Eventually, all galaxies, including our own Milky Way, will meet their end.
But how do galaxies die? If you’re in the mood to destroy an entire galaxy, you have several options depending on your desired level of destructiveness.
Connected: Monster black holes may have killed their host galaxies in the early universe
Option 1: Wake up the monstrous black hole
At the heart of almost every galaxy sits a supermassive black hole. In the case of the Milky Way, we have Sagittarius A*, a beast weighing more than 4.5 million suns. Normally, these giant black holes are quiet and dormant, just gobbling up any particles of gas or stars that wander too close. But sometimes they feast on a much larger meal. When they do, this gas swirls around them and compresses, reaching temperatures in excess of a billion degrees.
These absurdly high temperatures cause the gas to emit a huge amount of radiation, which then escapes to flood the whole galaxy, heating up all the gas supplies and preventing new stars from forming. While things usually calm down after that, in the worst cases radiation from the surroundings of Black hole it can outright eject massive amounts of gas from the galaxy as a whole.
This doesn’t completely destroy a galaxy, but it effectively kills it by preventing new stars from forming for a very long time, and in some cases forever.
Option 2: Drop it into a cluster
Galaxy clusters are the dense urban centers of space, typically home to a thousand or more galaxies. But these clusters contain more than galaxies; they also possess vast reservoirs of hot, thin gas known as the intracluster medium (ICM).
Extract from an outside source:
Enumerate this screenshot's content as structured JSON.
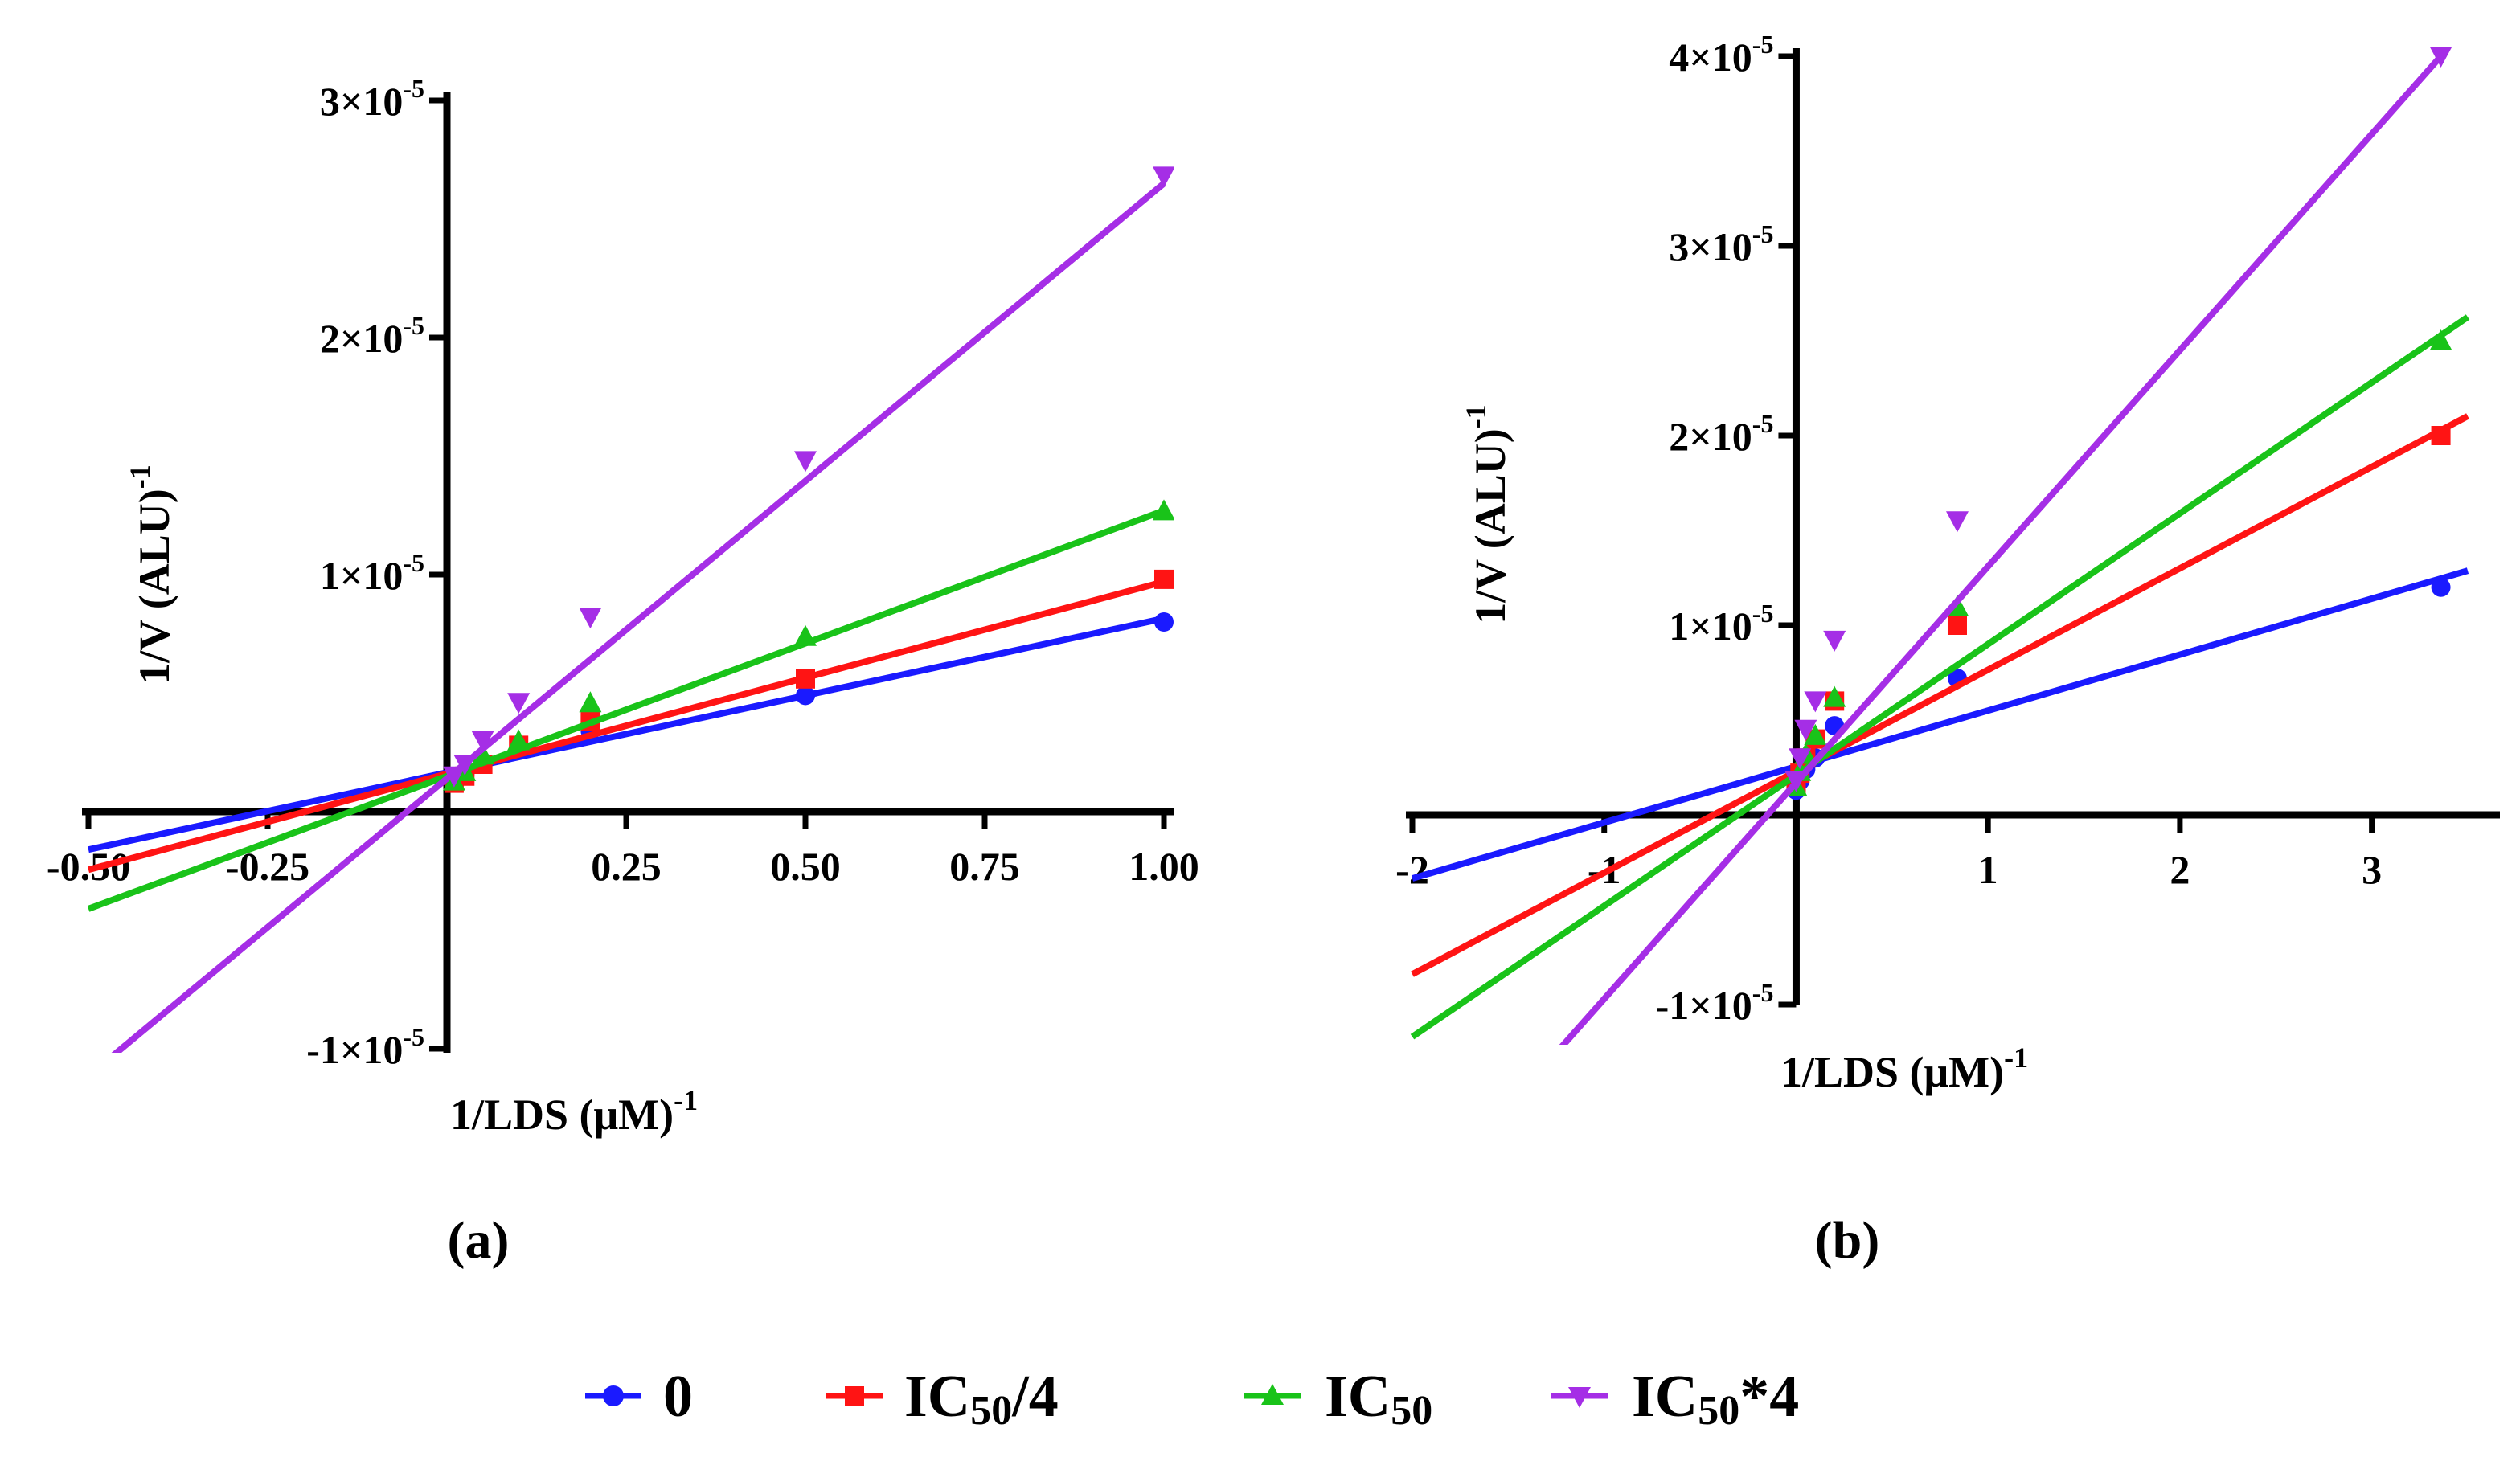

The ICM is so thin that it would register as a vacuum in laboratories on Earth. But when galaxies fall into a cluster, they still have to swim through it. Initially, this leads to a short cycle of star formation as shock waves compress gas clouds throughout the galaxy. But eventually the pressure from the gas does its job, detaching chunks of gas from the galaxy like flying debris from a meteorite.
This leads to a sweet situation known as “jellyfish galaxies“, so named because the ejected gas resembles the tentacles of a jellyfish. Although most galaxies survive their descent into the cluster’s ICM, some smaller galaxies evaporate completely.
Option 3: Smash it in another galaxy
Galaxy collisions represent one of the largest releases of energy in the known universe, and that means it’s not exactly a pretty sight. Our own Milky Way will collide with the neighboring one Andromeda galaxy in approx 5 billion years.
A slow and torturous process lasting hundreds of millions of years, the merging of galaxies can produce huge tidal tails, which consist of streams of broken stars and gas that curl around the galaxies. During the collision and merger, countless stars are lost through random interactions. And once the respective supermassive black holes meet, a new round of radiation hits the newly merged galaxy. The combined devastation depletes the galaxy of gas reservoirs, effectively halting star formation forever.
Option 4: Feed it a much larger galaxy
If a smaller galaxy and a much larger companion merge, it could spell the end of the smaller galaxy. The European Space Agency actually Gaia research found bones and corpses of cannibalized galaxies scattered throughout the Milky Way.
One such example is known as Gaia sausage. This collection of stars scattered throughout the Milky Way’s core share properties, such as abundances of heavy elements and orbital parameters, that differ from the rest of the population. Astronomers believe that the stars in the Gaia sausage are the tattered remains of a small dwarf galaxy that was torn apart by its merger with the larger Milky Way.
Astronomers have identified dozens of other such collections, streams, clumps and remnants – a sign of the violent merger history of any decent-sized galaxy like ours.
Option 5: Just wait
Eventually, time will take its toll. Galaxies are remarkably stable; many of them have been around for more than 10 billion years. But nothing is forever.
Far, far into the future, when the universe is many times older than it is today, the Milky Way-Andromeda galaxy merger will begin to disintegrate. It’s just a matter of gravitational chance. Most stars spend most of their lives close together, but sometimes they wander too close. When they do, they perform a little gravitational dance, sending them off in new directions. It is very rare that a person can get enough energy to escape the galaxy completely.
It’s incredibly rare, but after trillions and trillions of years it’s bound to happen. Eventually, everything in our galaxy will either find its way into a giant black hole or be dispersed into the wider universe. And this will indeed be the end of our galaxy.